[comp.sys.pyramid] Memory fault - core dumped

news@massey.ac.nz (USENET News System) (12/19/90)

A few weeks ago, perhaps coincidentally right after a brown out,
perhaps not (our Pyramid did not go down as a result, though
other machines did, causing the Pyramid to need rebooting), we
started seeing some programs core dump with a memory fault.
This stopped when the kernel was rebuilt, but has just occured
again on one of the same programs as before.  It happens to be
a telepager at the end of a mailer, so the message comes back
in the form of a bounce:

telepage: 23739 Memory fault - core dumped

I believe the number is the pid, but have been unable to find out
anything more, even with the debugger.  Interestingly, recompiling
the program fixes the problem - for a while.

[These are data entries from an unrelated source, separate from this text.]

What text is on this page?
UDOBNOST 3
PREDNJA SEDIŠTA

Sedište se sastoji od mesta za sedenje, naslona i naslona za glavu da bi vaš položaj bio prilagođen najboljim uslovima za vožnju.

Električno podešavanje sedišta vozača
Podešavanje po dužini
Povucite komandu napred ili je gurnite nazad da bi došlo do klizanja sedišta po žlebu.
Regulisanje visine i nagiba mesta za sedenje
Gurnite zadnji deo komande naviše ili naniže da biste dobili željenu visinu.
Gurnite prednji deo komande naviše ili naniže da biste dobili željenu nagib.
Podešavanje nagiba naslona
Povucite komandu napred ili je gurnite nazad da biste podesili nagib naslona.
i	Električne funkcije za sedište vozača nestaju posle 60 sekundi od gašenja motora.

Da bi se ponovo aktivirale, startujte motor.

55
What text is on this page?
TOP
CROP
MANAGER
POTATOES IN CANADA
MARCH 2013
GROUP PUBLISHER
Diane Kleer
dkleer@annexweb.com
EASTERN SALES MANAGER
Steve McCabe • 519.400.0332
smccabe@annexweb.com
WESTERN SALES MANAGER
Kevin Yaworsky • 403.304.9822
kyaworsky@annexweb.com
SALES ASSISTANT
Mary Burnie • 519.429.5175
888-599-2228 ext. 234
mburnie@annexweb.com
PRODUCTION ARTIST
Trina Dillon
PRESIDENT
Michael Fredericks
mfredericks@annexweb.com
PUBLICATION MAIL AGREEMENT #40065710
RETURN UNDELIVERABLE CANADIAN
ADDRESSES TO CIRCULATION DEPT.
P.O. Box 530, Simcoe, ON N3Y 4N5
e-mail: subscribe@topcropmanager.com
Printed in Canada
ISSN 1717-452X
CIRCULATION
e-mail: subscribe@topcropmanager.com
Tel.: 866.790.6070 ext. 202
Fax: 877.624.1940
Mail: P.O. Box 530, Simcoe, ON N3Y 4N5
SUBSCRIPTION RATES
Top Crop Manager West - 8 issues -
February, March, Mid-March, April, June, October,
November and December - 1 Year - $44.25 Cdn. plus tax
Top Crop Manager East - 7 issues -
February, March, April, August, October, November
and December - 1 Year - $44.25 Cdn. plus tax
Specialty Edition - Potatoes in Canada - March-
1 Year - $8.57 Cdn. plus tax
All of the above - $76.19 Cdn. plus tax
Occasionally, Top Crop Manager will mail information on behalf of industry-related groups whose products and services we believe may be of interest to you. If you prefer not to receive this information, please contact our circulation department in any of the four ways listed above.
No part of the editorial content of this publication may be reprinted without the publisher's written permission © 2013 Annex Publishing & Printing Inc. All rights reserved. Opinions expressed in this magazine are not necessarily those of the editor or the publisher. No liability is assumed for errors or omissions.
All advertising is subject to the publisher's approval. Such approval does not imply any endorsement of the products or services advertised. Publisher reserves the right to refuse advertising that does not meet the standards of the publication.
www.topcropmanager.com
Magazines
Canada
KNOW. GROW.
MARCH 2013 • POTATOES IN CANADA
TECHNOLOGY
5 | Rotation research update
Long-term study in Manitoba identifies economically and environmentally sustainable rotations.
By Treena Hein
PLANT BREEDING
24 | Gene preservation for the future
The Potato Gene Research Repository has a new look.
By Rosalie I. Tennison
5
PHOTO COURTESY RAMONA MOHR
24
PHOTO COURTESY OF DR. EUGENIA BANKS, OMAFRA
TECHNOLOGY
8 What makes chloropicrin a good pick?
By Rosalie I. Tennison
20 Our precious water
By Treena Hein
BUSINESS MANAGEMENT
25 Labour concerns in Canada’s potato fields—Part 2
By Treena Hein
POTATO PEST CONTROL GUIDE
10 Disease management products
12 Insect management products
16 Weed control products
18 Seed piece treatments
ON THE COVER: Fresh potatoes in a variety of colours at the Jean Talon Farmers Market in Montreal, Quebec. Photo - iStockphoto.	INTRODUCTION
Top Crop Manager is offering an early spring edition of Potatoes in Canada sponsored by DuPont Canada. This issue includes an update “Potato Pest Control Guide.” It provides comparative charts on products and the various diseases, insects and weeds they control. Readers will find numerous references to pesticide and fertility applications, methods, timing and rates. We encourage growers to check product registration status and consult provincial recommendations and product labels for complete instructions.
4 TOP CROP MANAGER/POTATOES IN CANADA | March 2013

I've never seen this error mesage before this started.  Can anyone
shed any light?  We have a 9815 with 5.0.  Thanx.
-- 
K.Spagnolo@massey.ac.nz

csg@pyramid.pyramid.com (Carl S. Gutekunst) (12/20/90)

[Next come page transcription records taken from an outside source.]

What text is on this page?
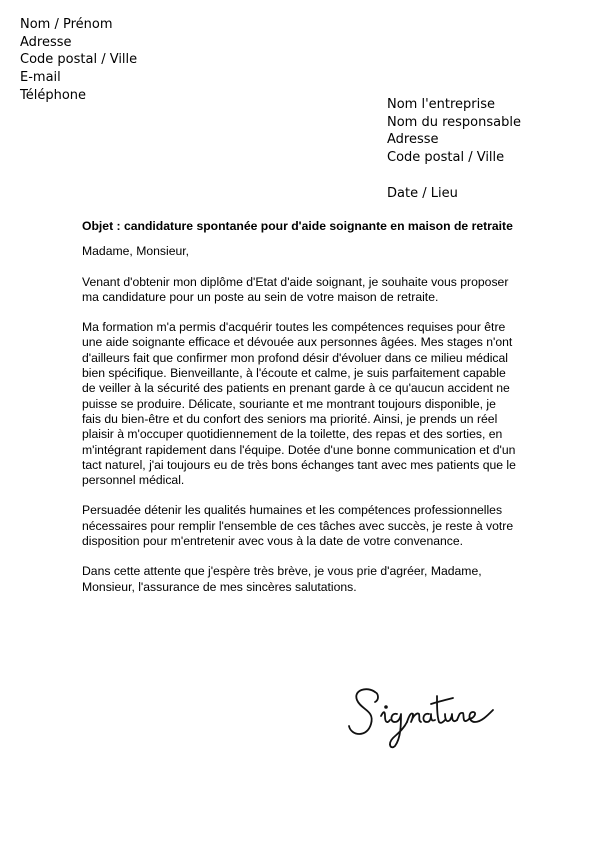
Nom / Prénom
Adresse
Code postal / Ville
E-mail
Téléphone
Nom l'entreprise
Nom du responsable
Adresse
Code postal / Ville
Date / Lieu

Objet : candidature spontanée pour d'aide soignante en maison de retraite

Madame, Monsieur,

Venant d'obtenir mon diplôme d'Etat d'aide soignant, je souhaite vous proposer ma candidature pour un poste au sein de votre maison de retraite.

Ma formation m'a permis d'acquérir toutes les compétences requises pour être une aide soignante efficace et dévouée aux personnes âgées. Mes stages n'ont d'ailleurs fait que confirmer mon profond désir d'évoluer dans ce milieu médical bien spécifique. Bienveillante, à l'écoute et calme, je suis parfaitement capable de veiller à la sécurité des patients en prenant garde à ce qu'aucun accident ne puisse se produire. Délicate, souriante et me montrant toujours disponible, je fais du bien-être et du confort des seniors ma priorité. Ainsi, je prends un réel plaisir à m'occuper quotidiennement de la toilette, des repas et des sorties, en m'intégrant rapidement dans l'équipe. Dotée d'une bonne communication et d'un tact naturel, j'ai toujours eu de très bons échanges tant avec mes patients que le personnel médical.

Persuadée détenir les qualités humaines et les compétences professionnelles nécessaires pour remplir l'ensemble de ces tâches avec succès, je reste à votre disposition pour m'entretenir avec vous à la date de votre convenance.

Dans cette attente que j'espère très brève, je vous prie d'agréer, Madame, Monsieur, l'assurance de mes sincères salutations.
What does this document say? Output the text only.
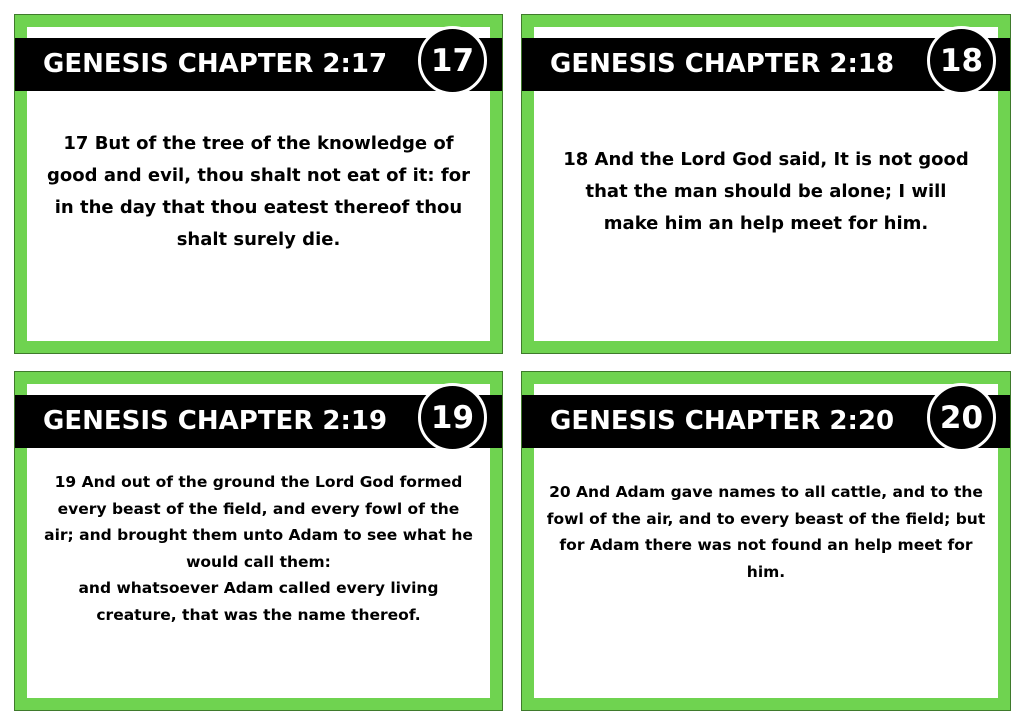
GENESIS CHAPTER 2:17	17
17 But of the tree of the knowledge of
good and evil, thou shalt not eat of it: for
in the day that thou eatest thereof thou
shalt surely die.
GENESIS CHAPTER 2:18	18
18 And the Lord God said, It is not good
that the man should be alone; I will
make him an help meet for him.
GENESIS CHAPTER 2:19	19
19 And out of the ground the Lord God formed
every beast of the field, and every fowl of the
air; and brought them unto Adam to see what he
would call them:
and whatsoever Adam called every living
creature, that was the name thereof.
GENESIS CHAPTER 2:20	20
20 And Adam gave names to all cattle, and to the
fowl of the air, and to every beast of the field; but
for Adam there was not found an help meet for
him.
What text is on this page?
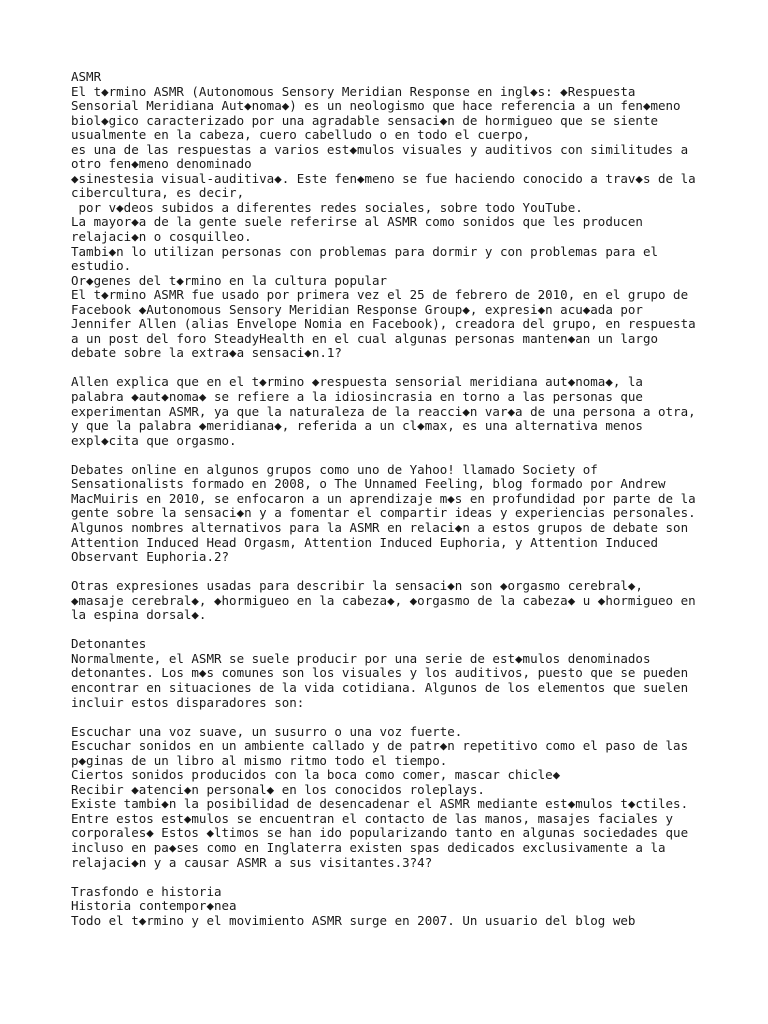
ASMR
El t◆rmino ASMR (Autonomous Sensory Meridian Response en ingl◆s: ◆Respuesta
Sensorial Meridiana Aut◆noma◆) es un neologismo que hace referencia a un fen◆meno
biol◆gico caracterizado por una agradable sensaci◆n de hormigueo que se siente
usualmente en la cabeza, cuero cabelludo o en todo el cuerpo,
es una de las respuestas a varios est◆mulos visuales y auditivos con similitudes a
otro fen◆meno denominado
◆sinestesia visual-auditiva◆. Este fen◆meno se fue haciendo conocido a trav◆s de la
cibercultura, es decir,
por v◆deos subidos a diferentes redes sociales, sobre todo YouTube.
La mayor◆a de la gente suele referirse al ASMR como sonidos que les producen
relajaci◆n o cosquilleo.
Tambi◆n lo utilizan personas con problemas para dormir y con problemas para el
estudio.
Or◆genes del t◆rmino en la cultura popular
El t◆rmino ASMR fue usado por primera vez el 25 de febrero de 2010, en el grupo de
Facebook ◆Autonomous Sensory Meridian Response Group◆, expresi◆n acu◆ada por
Jennifer Allen (alias Envelope Nomia en Facebook), creadora del grupo, en respuesta
a un post del foro SteadyHealth en el cual algunas personas manten◆an un largo
debate sobre la extra◆a sensaci◆n.1?
Allen explica que en el t◆rmino ◆respuesta sensorial meridiana aut◆noma◆, la
palabra ◆aut◆noma◆ se refiere a la idiosincrasia en torno a las personas que
experimentan ASMR, ya que la naturaleza de la reacci◆n var◆a de una persona a otra,
y que la palabra ◆meridiana◆, referida a un cl◆max, es una alternativa menos
expl◆cita que orgasmo.
Debates online en algunos grupos como uno de Yahoo! llamado Society of
Sensationalists formado en 2008, o The Unnamed Feeling, blog formado por Andrew
MacMuiris en 2010, se enfocaron a un aprendizaje m◆s en profundidad por parte de la
gente sobre la sensaci◆n y a fomentar el compartir ideas y experiencias personales.
Algunos nombres alternativos para la ASMR en relaci◆n a estos grupos de debate son
Attention Induced Head Orgasm, Attention Induced Euphoria, y Attention Induced
Observant Euphoria.2?
Otras expresiones usadas para describir la sensaci◆n son ◆orgasmo cerebral◆,
◆masaje cerebral◆, ◆hormigueo en la cabeza◆, ◆orgasmo de la cabeza◆ u ◆hormigueo en
la espina dorsal◆.
Detonantes
Normalmente, el ASMR se suele producir por una serie de est◆mulos denominados
detonantes. Los m◆s comunes son los visuales y los auditivos, puesto que se pueden
encontrar en situaciones de la vida cotidiana. Algunos de los elementos que suelen
incluir estos disparadores son:
Escuchar una voz suave, un susurro o una voz fuerte.
Escuchar sonidos en un ambiente callado y de patr◆n repetitivo como el paso de las
p◆ginas de un libro al mismo ritmo todo el tiempo.
Ciertos sonidos producidos con la boca como comer, mascar chicle◆
Recibir ◆atenci◆n personal◆ en los conocidos roleplays.
Existe tambi◆n la posibilidad de desencadenar el ASMR mediante est◆mulos t◆ctiles.
Entre estos est◆mulos se encuentran el contacto de las manos, masajes faciales y
corporales◆ Estos ◆ltimos se han ido popularizando tanto en algunas sociedades que
incluso en pa◆ses como en Inglaterra existen spas dedicados exclusivamente a la
relajaci◆n y a causar ASMR a sus visitantes.3?4?
Trasfondo e historia
Historia contempor◆nea
Todo el t◆rmino y el movimiento ASMR surge en 2007. Un usuario del blog web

In article <1990Dec19.031913.24197@massey.ac.nz> K.Spagnolo@massey.ac.nz (Ken Spagnolo) writes:
>telepage: 23739 Memory fault - core dumped

This is adb's message when it receives a SIGSEGV, or segmentation violation.
What this means is that the program tried to reference memory outside of its
allocated bounds. In C, this almost always means dereferencing a bad pointer.

One of the most mystifying problems in UNIX programs is how they can be given
apparently identical conditions, and produce varying results. The answer, of
course, is that the conditions aren't *quite* identical; and for this class of
bugs, I frequently find that my dereferenced pointer is poking around in the
environment table. Big environment, program runs. Small environment, program
gets a SIGSEGV. Note that programs spawned by cron typically have very small
environments (HOME, PATH, SHELL, and not much more), while those spawned by
users typically have huge environments.

To try reproducing this, start a new C shell, then 'unsetenv' everything in
the environment. (You can use printenv to find your environment variables.)
Then invoke your program, and see what happens.

You can also look around malloc() calls, to see if pointers are not always
being handed back correctly; also check to make sure that the return value
from malloc is error checked! A lot of programs don't do this, resulting in
inexplicable and unreproducable errors when virtual memory gets tight.

<csg>

news@massey.ac.nz (USENET News System) (12/21/90)

In article <138294@pyramid.pyramid.com> csg@pyramid.pyramid.com (Carl S. Gutekunst) writes:
>In article <1990Dec19.031913.24197@massey.ac.nz> K.Spagnolo@massey.ac.nz (Ken Spagnolo) writes:
>>telepage: 23739 Memory fault - core dumped
>
>To try reproducing this, start a new C shell, then 'unsetenv' everything in
>the environment. (You can use printenv to find your environment variables.)
>Then invoke your program, and see what happens.
>
>You can also look around malloc() calls, to see if pointers are not always
>being handed back correctly; also check to make sure that the return value
>from malloc is error checked! A lot of programs don't do this, resulting in
>inexplicable and unreproducable errors when virtual memory gets tight.

Thanx for your response.  I had the programmer involved do what you
said, but to no avail.  All the pointers, etc. look ok and there are
no mallocs or other dynamic memory allocations going on either.  Its
a pretty straight forward piece of code.

Perhaps some more info is needed.  Though the problem has recently
occured only with the telepage program, when it began (before the
kernel was rebuilt), the first thing to get hit was sh.  This
happened upon reboot while running rc.  Another program to be hit
was EaseScreen, which is third party software.  One common thing
about these three programs, is that they all are part of the att
universe (our system administration runs under att, telepage was
compiled under att and EaseScreen is from a SysV house).  So
perhaps there is a problem in an att library somewhere?

Of course, this could be a physical problem caused by the brown
out (sh dumped on reboot right afterward), but I'd like to hear
any comments, before I go to our local rep with a problem that
is not easy to reproduce.

Thanx again.  Happy Holidays.

Ken

PS  Who is actually reporting this (not terribly informative) error
    message?  The kernel?  In what way would adb be invloved?